Appel au dialogue et appréhension des élections
Pour Jacques*, originaire de Lifou, le blocage est compréhensible mais pas insurmontable. « On a des opinions très divergentes. C’est pour ça qu’ils n’ont pas réussi à s’entendre », explique-t-il. Il évoque aussi les divisions internes au sein du FLNKS : « Il y a une reconstruction à faire chez les indépendantistes. Mais l’avantage, c’est qu’on commence à s’élargir. Maintenant, il y a des Wallisiens, des Calédoniens ». Selon lui, l’indépendance ne doit plus être vue comme une idée clivante : « Ce n’est pas simplement nous les Kanak et les autres dehors. C’est pour nous tous, pour vivre ensemble, pour construire un destin commun ». Opposé à la proposition fédéraliste, qu’il juge dangereusement fragmentaire, il loue au contraire l’approche du ministre : « On a de la chance d’avoir quelqu’un qui comprend la situation ». Mais Jacques* s’inquiète aussi d’un avenir bloqué : « Le sang va continuer à couler s’il n’y a pas d’accord ». Son message est clair : « Il faut que les autres, là-bas, les non-indépendantistes, reconnaissent ce que nous, les Kanak, on est en train de faire. Ce n’est pas pour nous diviser. C’est pour construire ». Pour lui, rester sous supervision française n’est plus viable : « Il faut arrêter ça. On ne peut pas développer un pays sous la supervision financière de la France », déclare-t-il.

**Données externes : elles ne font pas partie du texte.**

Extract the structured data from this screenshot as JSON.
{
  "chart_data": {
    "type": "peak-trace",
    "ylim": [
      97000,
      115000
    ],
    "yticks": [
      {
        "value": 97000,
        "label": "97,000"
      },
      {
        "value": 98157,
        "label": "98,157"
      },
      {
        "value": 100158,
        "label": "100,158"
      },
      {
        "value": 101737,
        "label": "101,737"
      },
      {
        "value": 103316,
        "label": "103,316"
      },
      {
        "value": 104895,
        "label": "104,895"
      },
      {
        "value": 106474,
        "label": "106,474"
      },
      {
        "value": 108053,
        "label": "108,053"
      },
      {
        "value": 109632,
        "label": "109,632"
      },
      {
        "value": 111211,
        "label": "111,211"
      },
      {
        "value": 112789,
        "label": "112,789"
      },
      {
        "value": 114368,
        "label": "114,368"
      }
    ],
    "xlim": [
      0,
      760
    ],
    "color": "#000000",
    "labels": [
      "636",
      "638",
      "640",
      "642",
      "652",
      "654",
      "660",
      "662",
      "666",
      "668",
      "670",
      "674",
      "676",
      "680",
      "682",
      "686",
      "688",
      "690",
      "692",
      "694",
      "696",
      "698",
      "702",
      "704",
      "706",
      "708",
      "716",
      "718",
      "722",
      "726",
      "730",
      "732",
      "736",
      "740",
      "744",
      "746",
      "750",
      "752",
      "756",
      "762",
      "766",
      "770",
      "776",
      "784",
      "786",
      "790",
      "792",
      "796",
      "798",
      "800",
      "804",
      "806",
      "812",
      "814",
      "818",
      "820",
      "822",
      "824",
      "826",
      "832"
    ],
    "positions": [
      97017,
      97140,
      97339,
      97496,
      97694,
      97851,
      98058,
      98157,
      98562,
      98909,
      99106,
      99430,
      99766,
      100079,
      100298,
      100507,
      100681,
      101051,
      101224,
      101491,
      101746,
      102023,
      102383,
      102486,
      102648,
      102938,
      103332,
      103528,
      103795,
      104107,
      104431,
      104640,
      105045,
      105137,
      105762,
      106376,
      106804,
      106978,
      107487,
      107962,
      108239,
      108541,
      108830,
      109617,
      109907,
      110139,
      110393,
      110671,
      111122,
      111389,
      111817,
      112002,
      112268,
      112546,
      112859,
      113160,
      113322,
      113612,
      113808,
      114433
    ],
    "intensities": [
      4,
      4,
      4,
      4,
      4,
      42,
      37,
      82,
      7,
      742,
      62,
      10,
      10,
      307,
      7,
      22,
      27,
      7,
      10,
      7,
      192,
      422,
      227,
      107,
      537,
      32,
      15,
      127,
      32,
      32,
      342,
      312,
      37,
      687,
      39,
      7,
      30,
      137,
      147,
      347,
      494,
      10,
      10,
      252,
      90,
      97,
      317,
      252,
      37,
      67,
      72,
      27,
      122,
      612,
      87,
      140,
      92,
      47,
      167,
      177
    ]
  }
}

Pascal*, professeur calédonien d’origine polynésienne à la vision plus pragmatique, se dit peu surpris par l’issue du conclave : « Je m’y attendais un peu, avec les tendances extrêmes des deux côtés ». Il liste les options débattues : État fédéré, prolongation des accords, souveraineté partagée ou pleine, et constate : « Il n’y avait pas 36 solutions, mais aucune n’a fait consensus ». Pour lui, l’avenir pourrait passer par de nouvelles élections provinciales. Mais il redoute que la question du corps électoral devienne un point de blocage : « Chacun va vouloir défendre son bifteck. L’intérêt de la population, je ne sais pas s’ils le voient vraiment ». Il appelle aussi à la responsabilité collective : « Ce sont les élus que nous avons choisis. Il faut aussi se taper sur les doigts nous-mêmes ». À ses yeux, un compromis est nécessaire : « On ne peut pas faire vivre une moitié du pays avec seulement les idées de la gauche, ou de la droite. Il faut prendre ce qu’il y a de bien de chaque côté ». Marqué par les événements de 2024, Pascal insiste sur la nécessité d’ouvrir un nouveau cycle : « Peu importe qui a tort, qui a raison. L’heure est à la reconstruction ».